В научной литературе встречаются и другие термины: «смысловые вехи текста» (А.Соколов), «опорные элементы» (В.Одинцов), «смысловые (А.Лурия), которые подчеркивают роль этих знаков в семантической организации текста.
Ключевые слова обладают рядом существенных признаков, которые позволяют дифференцировать их на фоне других лексических единиц.

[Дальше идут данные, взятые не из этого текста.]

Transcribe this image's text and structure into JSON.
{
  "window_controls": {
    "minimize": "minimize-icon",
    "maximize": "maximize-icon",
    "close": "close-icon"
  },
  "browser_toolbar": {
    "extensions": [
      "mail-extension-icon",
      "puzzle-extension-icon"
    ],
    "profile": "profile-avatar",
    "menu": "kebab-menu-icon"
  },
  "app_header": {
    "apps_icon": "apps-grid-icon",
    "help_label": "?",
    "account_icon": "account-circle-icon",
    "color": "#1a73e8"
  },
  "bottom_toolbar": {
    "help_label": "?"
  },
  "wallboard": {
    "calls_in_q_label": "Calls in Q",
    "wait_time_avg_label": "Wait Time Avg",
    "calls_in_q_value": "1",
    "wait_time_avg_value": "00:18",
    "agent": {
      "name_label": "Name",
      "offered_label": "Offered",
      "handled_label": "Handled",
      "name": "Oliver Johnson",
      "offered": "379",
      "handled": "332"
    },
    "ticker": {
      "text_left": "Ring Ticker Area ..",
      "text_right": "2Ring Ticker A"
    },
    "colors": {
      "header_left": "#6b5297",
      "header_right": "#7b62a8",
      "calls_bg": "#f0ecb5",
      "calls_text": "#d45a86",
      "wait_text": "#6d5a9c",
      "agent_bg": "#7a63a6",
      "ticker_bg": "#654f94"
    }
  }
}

Такими признаками являются:
1) высокая степень повторяемости данных слов в тексте, частотность их употребления;
2) способность знака конденсировать, свертывать информацию, выраженную целым текстом, объединять «его основное содержание»; ключевые слова в этом плане уподобляются «тексту-примитиву» минимальной модели содержания того текста, ключом к которому они служат; этот признак особенно ярко проявляется у ключевых слов в позиции заглавия;
3) соотнесение двух содержательных уровней текста: собственно фактологического и концептуального-и «получение в результате этого соотнесения нетривиального эстетического смысла данного текста»[Николина 2003, 185].
«Ключевые слова образуют в тексте семантические комплексы: вокруг них группируются синонимичные им единицы, слова, ассоциативно с ними связанные, наконец, однокоренные слова, повтор которых в том или ином контексте, как правило, не случаен» [Николина 2003, 187].
В романе В.В.Набокова «Защита Лужина» таким знаком выступает лексема игра. Она повторяется в тексте 52 раза.
Игра в произведениях В.Набокова ведется на двух уровнях: структуры текста и языка. Вот почему уместно пользоваться понятиями «игровая поэтика» и «игровая стилистика» [Рахимкулова 2004: 35]. Первое подразумевает всю систему художественных средств, способствующих созданию игровой специфики текста; второе - систему изучения тех ресурсов языка, применение которых ведет к достижению данной цели. В данной работе нас, прежде всего, интересует второе определение.
При изучении лексемы, на наш взгляд, частично можно использовать методику исследования концептов, которая была предложена М.В.Пименовой:
1. Анализ внутренней формы слова, репрезентирующего концепт. Слов - репрезентатов концепта - может быть несколько. В этом случае производится анализ всех форм и их сопоставление с целью выявления общих и специфических признаков.
2. Определение образных способов концептуализации как их вторичного переосмысления лексемы (сочетаний лексем, дериватов) - репрезентанта концепта, исследование концептуальных метафор.
3. Описание способов категоризации концепта в языковой картине мира. Обычно выделяется два способа категоризации концептов -через онтологические и гносеологические категории. Этот этап включает в себя анализ функциональных и ценностно-оценочных признаков.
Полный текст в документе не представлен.